Indoor Fingerprinting Localization and Tracking System Using Particle Swarm Optimization and Kalman Filter

Genming DING  Zhenhui TAN  Jinsong WU  Jinshan ZENG  Lingwen ZHANG  

IEICE TRANSACTIONS on Communications   Vol.E98-B    No.3    pp.502-514
Publication Date: 2015/03/01
Online ISSN: 1745-1345
DOI: 10.1587/transcom.E98.B.502
Type of Manuscript: PAPER
Category: Sensing
fingerprinting localization,  particle swarm optimization,  Kalman Filter,  tracking,  access point selection,  

Full Text: PDF(2MB)>>
Buy this Article

The indoor fingerprinting localization technology has received more attention in recent years due to the increasing demand of the indoor location based services (LBSs). However, a high quality of the LBS requires a positioning solution with high accuracy and low computational complexity.

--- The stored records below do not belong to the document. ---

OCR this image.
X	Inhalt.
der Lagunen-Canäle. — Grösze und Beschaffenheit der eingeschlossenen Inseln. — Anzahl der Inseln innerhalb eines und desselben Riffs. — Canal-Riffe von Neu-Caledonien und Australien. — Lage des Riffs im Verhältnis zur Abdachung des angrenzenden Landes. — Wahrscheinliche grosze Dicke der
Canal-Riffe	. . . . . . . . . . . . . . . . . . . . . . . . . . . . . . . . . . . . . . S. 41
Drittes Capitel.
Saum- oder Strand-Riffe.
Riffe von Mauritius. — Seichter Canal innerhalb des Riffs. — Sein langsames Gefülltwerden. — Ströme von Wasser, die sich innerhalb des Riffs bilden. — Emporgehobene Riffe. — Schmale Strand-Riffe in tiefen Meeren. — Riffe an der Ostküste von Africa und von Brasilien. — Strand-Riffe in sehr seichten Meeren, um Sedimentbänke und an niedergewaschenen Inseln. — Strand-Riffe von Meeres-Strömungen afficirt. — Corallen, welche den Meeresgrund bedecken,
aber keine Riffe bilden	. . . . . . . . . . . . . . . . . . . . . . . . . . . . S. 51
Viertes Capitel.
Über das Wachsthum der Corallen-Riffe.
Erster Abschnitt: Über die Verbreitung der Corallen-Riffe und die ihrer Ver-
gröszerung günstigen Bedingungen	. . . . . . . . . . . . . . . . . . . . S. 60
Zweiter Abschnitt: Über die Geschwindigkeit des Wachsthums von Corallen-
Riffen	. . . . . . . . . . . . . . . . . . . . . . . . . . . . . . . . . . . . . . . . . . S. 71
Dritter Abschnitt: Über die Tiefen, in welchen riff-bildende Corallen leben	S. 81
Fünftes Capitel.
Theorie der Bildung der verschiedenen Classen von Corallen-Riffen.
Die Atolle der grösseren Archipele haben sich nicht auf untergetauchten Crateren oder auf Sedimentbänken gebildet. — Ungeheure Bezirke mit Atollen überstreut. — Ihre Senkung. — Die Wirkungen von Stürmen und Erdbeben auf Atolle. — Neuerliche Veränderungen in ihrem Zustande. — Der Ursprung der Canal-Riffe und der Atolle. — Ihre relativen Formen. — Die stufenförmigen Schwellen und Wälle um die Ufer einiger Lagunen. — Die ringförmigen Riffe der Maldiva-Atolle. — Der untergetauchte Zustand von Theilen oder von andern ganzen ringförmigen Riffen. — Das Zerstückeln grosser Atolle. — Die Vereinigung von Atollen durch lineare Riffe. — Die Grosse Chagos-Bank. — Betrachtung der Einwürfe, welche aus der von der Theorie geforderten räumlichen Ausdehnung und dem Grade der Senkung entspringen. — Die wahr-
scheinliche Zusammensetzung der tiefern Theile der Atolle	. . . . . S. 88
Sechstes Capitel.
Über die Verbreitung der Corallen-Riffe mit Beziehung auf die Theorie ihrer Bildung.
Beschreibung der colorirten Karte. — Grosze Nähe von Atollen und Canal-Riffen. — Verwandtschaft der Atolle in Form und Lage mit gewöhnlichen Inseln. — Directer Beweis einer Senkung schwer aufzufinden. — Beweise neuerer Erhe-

The particle swarm optimization (PSO) technique, which emulates the social behavior of a flock of birds to search for the optimal solution of a special problem, can provide attractive performance in terms of accuracy, computational efficiency and convergence rate. In this paper, we adopt the PSO algorithm to estimate the location information. First, our system establishes a Bayesian-rule based objective function. It then applies PSO to identify the optimal solution. We also propose a hybrid access point (AP) selection method to improve the accuracy, and analyze the effects of the number and the initial positions of particles on the localization performance. In order to mitigate the estimation error, we use the Kalman Filter to update the initial estimated location via the PSO algorithm to track the trail of the mobile user. Our analysis indicates that our method can reduce the computational complexity and improve the real-time performance. Numerous experiments also demonstrate that our proposed localization and tracking system achieve higher localization accuracy than existing systems.